There’s lots of great advice on this thread. OP I think you really need to redefine in your head what you mean by ‘professional success’. I went to a top uni, competitive masters, promising career in twenties. By I quickly realised gaining promotions, taking on more responsibility, managing others, the stress etc just wasn’t for me. Therefore I’m now in my early forties, and have been leapfrogged in terms of seniority by hordes of ambitious younger people.

And you know what? That’s absolutely fine. Because for me ‘professional success’ means working in my mid-level non-managerial role, doing work that’s interesting enough but not too stressful, and being able to work 4 days a week. This is success - to me, on my terms. I’m running my own race and there’s no point me feeling bad when my 28 year old colleague is promoted to a level that’s above where I am.

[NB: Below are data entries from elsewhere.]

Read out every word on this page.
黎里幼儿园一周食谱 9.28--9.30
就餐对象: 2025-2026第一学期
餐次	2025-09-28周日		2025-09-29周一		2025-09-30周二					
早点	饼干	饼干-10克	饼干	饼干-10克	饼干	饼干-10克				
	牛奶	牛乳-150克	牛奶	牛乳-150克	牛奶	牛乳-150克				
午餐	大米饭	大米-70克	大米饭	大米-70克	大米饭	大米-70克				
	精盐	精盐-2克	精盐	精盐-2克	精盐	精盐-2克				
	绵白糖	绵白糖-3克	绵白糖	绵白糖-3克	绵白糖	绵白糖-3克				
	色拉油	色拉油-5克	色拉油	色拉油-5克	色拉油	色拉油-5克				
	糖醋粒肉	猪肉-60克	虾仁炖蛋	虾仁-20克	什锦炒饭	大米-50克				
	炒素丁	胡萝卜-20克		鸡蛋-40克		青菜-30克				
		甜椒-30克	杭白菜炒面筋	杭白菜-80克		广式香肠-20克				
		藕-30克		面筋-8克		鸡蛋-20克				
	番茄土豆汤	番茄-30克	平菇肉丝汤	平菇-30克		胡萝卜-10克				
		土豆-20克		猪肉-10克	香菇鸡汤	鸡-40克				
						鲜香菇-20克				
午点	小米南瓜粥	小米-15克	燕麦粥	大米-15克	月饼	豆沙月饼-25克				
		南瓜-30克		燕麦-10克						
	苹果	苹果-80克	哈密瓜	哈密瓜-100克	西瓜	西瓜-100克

I know exactly what you mean about the LinkedIn trap though! I occasionally google someone on my masters course or someone I worked with in my twenties and yep they’re Managing Director of X or Senior partner of Y. But I also think the mind can play weird tricks here - humans have an unhelpful tendency to compare themselves to those they perceive as doing better than them, not those who aren’t as successful.

So for example if you google 3 ex colleagues you might discover one is a high flying senior partner in a law firm, one is a mid level lawyer and one is not searchable (as they are currently a mum to young kids and on a career break for example). But instead of thinking to yourself about the range of career paths of these three people it’s all too easy to fixate on the career path of the most successful one and compare yourself to that person while subconsciously forgetting about the other two.